The Liberal government plans to make drastic cuts to the cash-strapped library system in the province, and it’s already underway for Torbay’s public library, which will be forced to close by the end of March.
Torbay’s library board has been informed the Department of Education will not put forward funding to pay the library’s $19000 annual lease. As a result, NL Public Libraries “will be ceasing operation, and canceling the certificate for the Torbay Public Library.”
“The library operated out of the Torbay town hall for 40 years until March 2015, when the Town reclaimed the space in order to accommodate a growing staff,” says board member Melissa Barbeau. “With this decision, March 31 will be the last day of operation for the library.
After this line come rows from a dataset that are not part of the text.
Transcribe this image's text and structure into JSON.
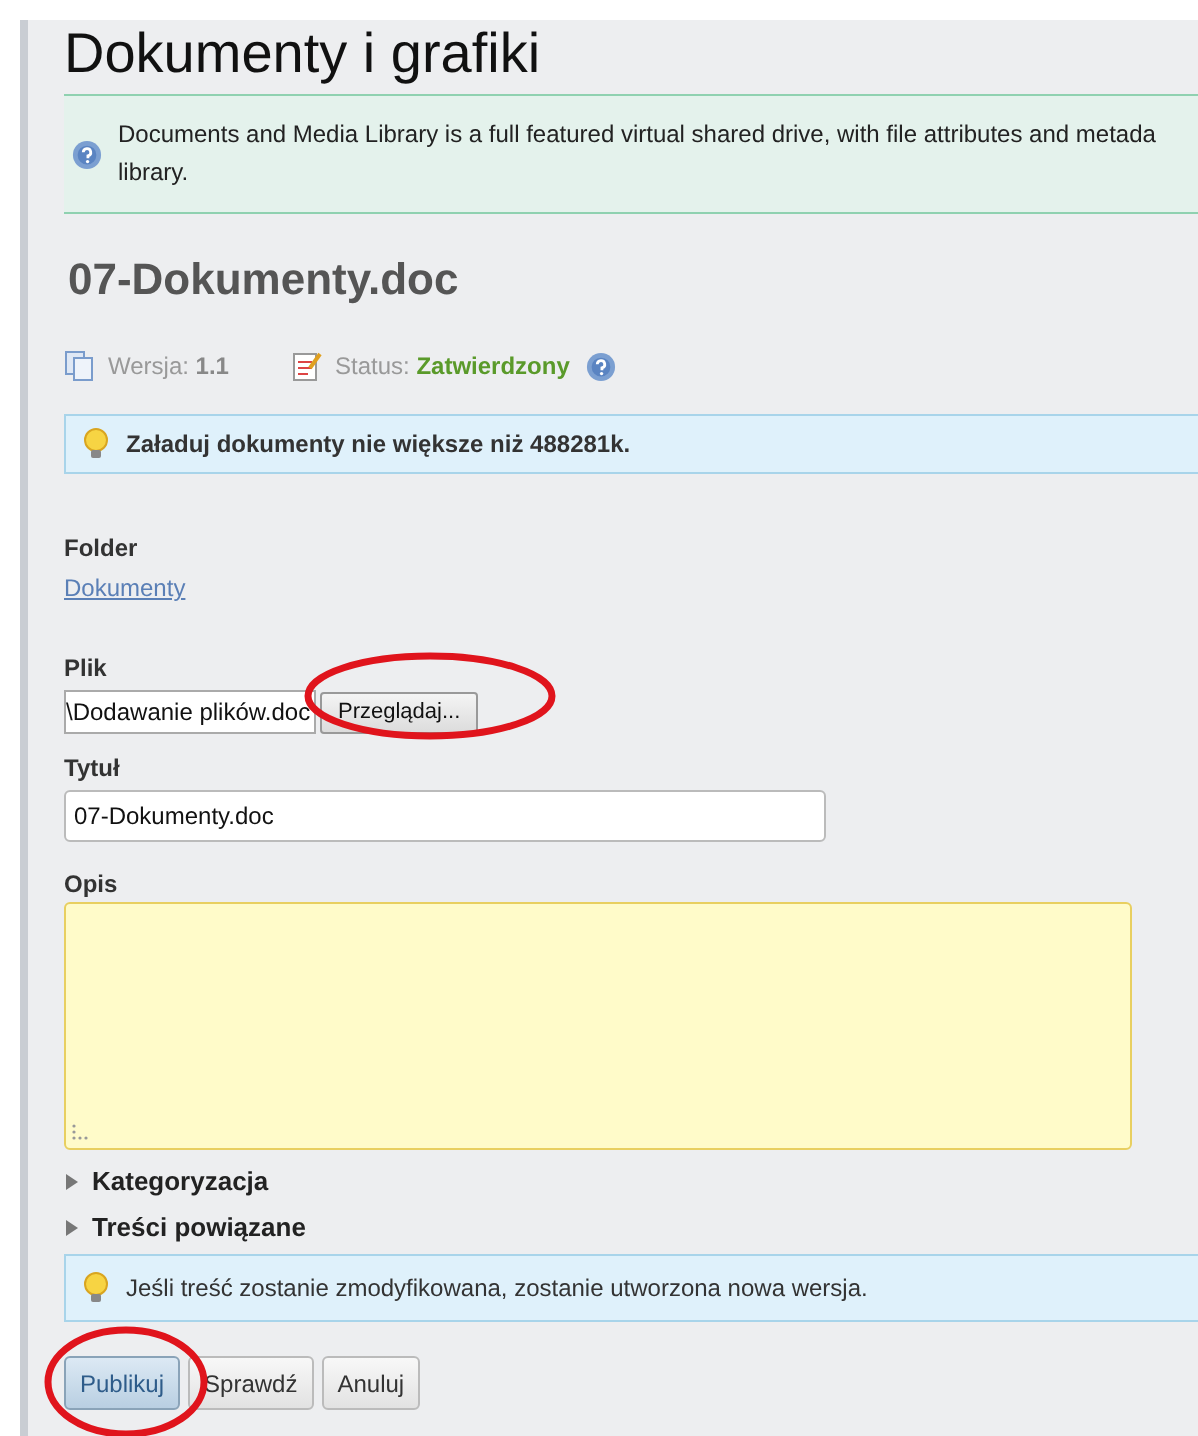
{
  "page_title": "Dokumenty i grafiki",
  "info_box": {
    "lines": [
      "Documents and Media Library is a full featured virtual shared drive, with file attributes and metada",
      "library."
    ]
  },
  "document": {
    "title": "07-Dokumenty.doc",
    "version_label": "Wersja:",
    "version": "1.1",
    "status_label": "Status:",
    "status": "Zatwierdzony"
  },
  "upload_notice": "Załaduj dokumenty nie większe niż 488281k.",
  "folder": {
    "label": "Folder",
    "link": "Dokumenty"
  },
  "file": {
    "label": "Plik",
    "value": "\\Dodawanie plików.doc",
    "browse_button": "Przeglądaj..."
  },
  "title_field": {
    "label": "Tytuł",
    "value": "07-Dokumenty.doc"
  },
  "description_field": {
    "label": "Opis"
  },
  "sections": [
    {
      "label": "Kategoryzacja",
      "expanded": false
    },
    {
      "label": "Treści powiązane",
      "expanded": false
    }
  ],
  "version_notice": "Jeśli treść zostanie zmodyfikowana, zostanie utworzona nowa wersja.",
  "buttons": [
    {
      "label": "Publikuj",
      "kind": "primary"
    },
    {
      "label": "Sprawdź",
      "kind": "secondary"
    },
    {
      "label": "Anuluj",
      "kind": "secondary"
    }
  ]
}
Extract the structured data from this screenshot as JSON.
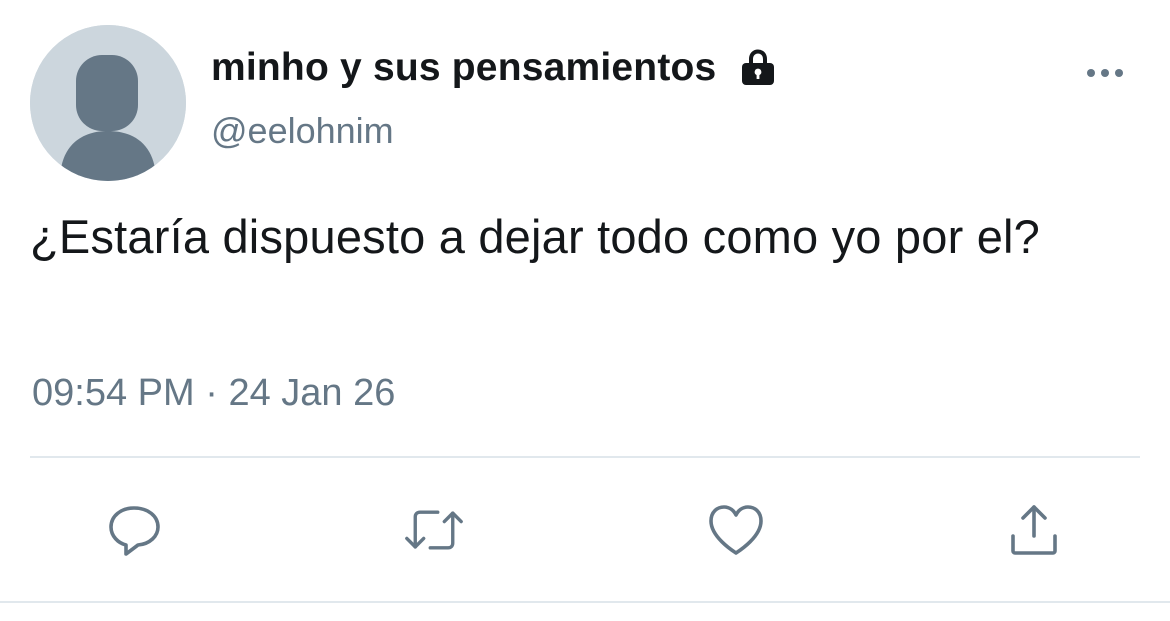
{
  "tweet": {
    "display_name": "minho y sus pensamientos",
    "handle": "@eelohnim",
    "text": "¿Estaría dispuesto a dejar todo como yo por el?",
    "time": "09:54 PM",
    "separator": "·",
    "date": "24 Jan 26"
  },
  "icons": {
    "avatar": "default-avatar-icon",
    "lock": "lock-icon",
    "more": "more-icon",
    "reply": "reply-icon",
    "retweet": "retweet-icon",
    "like": "heart-icon",
    "share": "share-icon"
  },
  "colors": {
    "text": "#14171a",
    "secondary": "#657786",
    "icon": "#657786",
    "avatar_bg": "#ccd6dd",
    "avatar_fg": "#657786",
    "divider": "#e1e8ed"
  }
}
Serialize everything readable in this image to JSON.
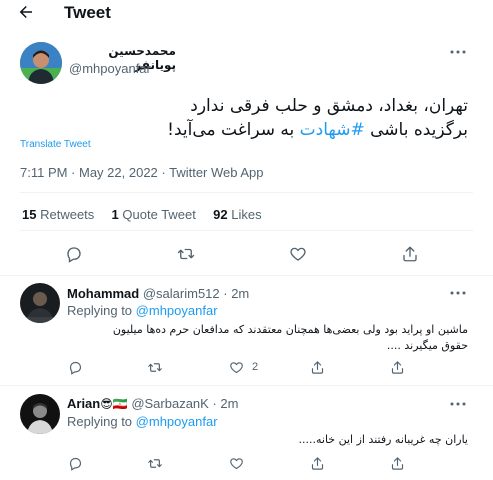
{
  "header": {
    "title": "Tweet"
  },
  "tweet": {
    "author_name": "محمدحسین پویانفر",
    "author_handle": "@mhpoyanfar",
    "text_line1": "تهران، بغداد، دمشق و حلب فرقی ندارد",
    "text_line2_pre": "برگزیده باشی ",
    "text_hashtag": "#شهادت",
    "text_line2_post": " به سراغت می‌آید!",
    "translate": "Translate Tweet",
    "timestamp": "7:11 PM · May 22, 2022 · Twitter Web App",
    "stats": {
      "retweets_count": "15",
      "retweets_label": "Retweets",
      "quotes_count": "1",
      "quotes_label": "Quote Tweet",
      "likes_count": "92",
      "likes_label": "Likes"
    }
  },
  "replies": [
    {
      "name": "Mohammad",
      "handle": "@salarim512",
      "time": "· 2m",
      "replying_prefix": "Replying to",
      "replying_to": "@mhpoyanfar",
      "text_line1": "ماشین او پراید بود ولی بعضی‌ها همچنان معتقدند که مدافعان حرم ده‌ها میلیون",
      "text_line2": "حقوق میگیرند ....",
      "like_count": "2"
    },
    {
      "name": "Arian",
      "emojis": "😎🇮🇷",
      "handle": "@SarbazanK",
      "time": "· 2m",
      "replying_prefix": "Replying to",
      "replying_to": "@mhpoyanfar",
      "text_line1": "یاران چه غریبانه رفتند از این خانه....."
    }
  ],
  "colors": {
    "accent": "#1d9bf0",
    "muted": "#536471",
    "divider": "#eff3f4",
    "text": "#0f1419"
  },
  "icons": [
    "back-arrow-icon",
    "more-icon",
    "reply-icon",
    "retweet-icon",
    "like-icon",
    "share-icon"
  ]
}
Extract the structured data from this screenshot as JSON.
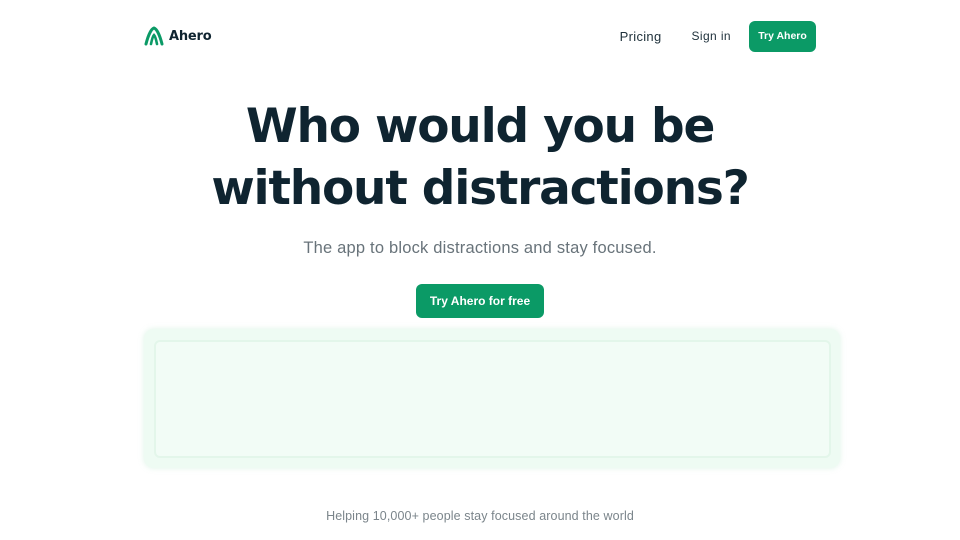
{
  "brand": {
    "name": "Ahero",
    "logo_icon": "ahero-logo-icon"
  },
  "nav": {
    "pricing_label": "Pricing",
    "signin_label": "Sign in",
    "cta_label": "Try Ahero"
  },
  "hero": {
    "title_line1": "Who would you be",
    "title_line2": "without distractions?",
    "subtitle": "The app to block distractions and stay focused.",
    "cta_label": "Try Ahero for free"
  },
  "social_proof": {
    "text": "Helping 10,000+ people stay focused around the world"
  },
  "colors": {
    "accent": "#0b9a66",
    "heading": "#0f2430",
    "muted_text": "#68737a",
    "preview_bg": "#eefbf3"
  }
}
The government’s choice to make a public library their first budget cut – rather than, say, top level salaries or the seemingly doomed Muskrat Falls project – certainly speaks to their priorities. And it’s not reading, learning, early childhood literacy, or Internet access for low income families or seniors.”
NDP Education Critic Lorraine Michael is also openly appalled. “This is a blow to the rapidly-growing town, but worse news for the entire province is that the Department of Education has apparently directed the Provincial Libraries Board to cut 30 percent of their budget – this would be a $3.3 million dollar cut on top of the drastic 2013 cuts by the previous government. How many other towns will be hearing similar bad news after this year’s provincial budget?”
“Torbay is a growing town. It should not be losing a library. Residents were told they would have to access St. John’s libraries. But many library patrons do not drive into St. John’s. Libraries provide many programs and services, for example, story time and after school programs, parent-child literacy sessions – if family literacy is important to government, it must recognize this. Libraries provide internet access and resources for student projects, for job-seekers, for people starting a business – this is increasingly important, particularly in rural areas, as more and more government services are only accessible on line.”
Barbeau adds that “The Torbay town council isn’t off the hook either. They took in $500,000 in increased revenue this year and have likewise refused to carry the cost. Library patrons and community members are urged to contact the Torbay Town Council, their local MHA or the Minister of Education to voice their concerns.”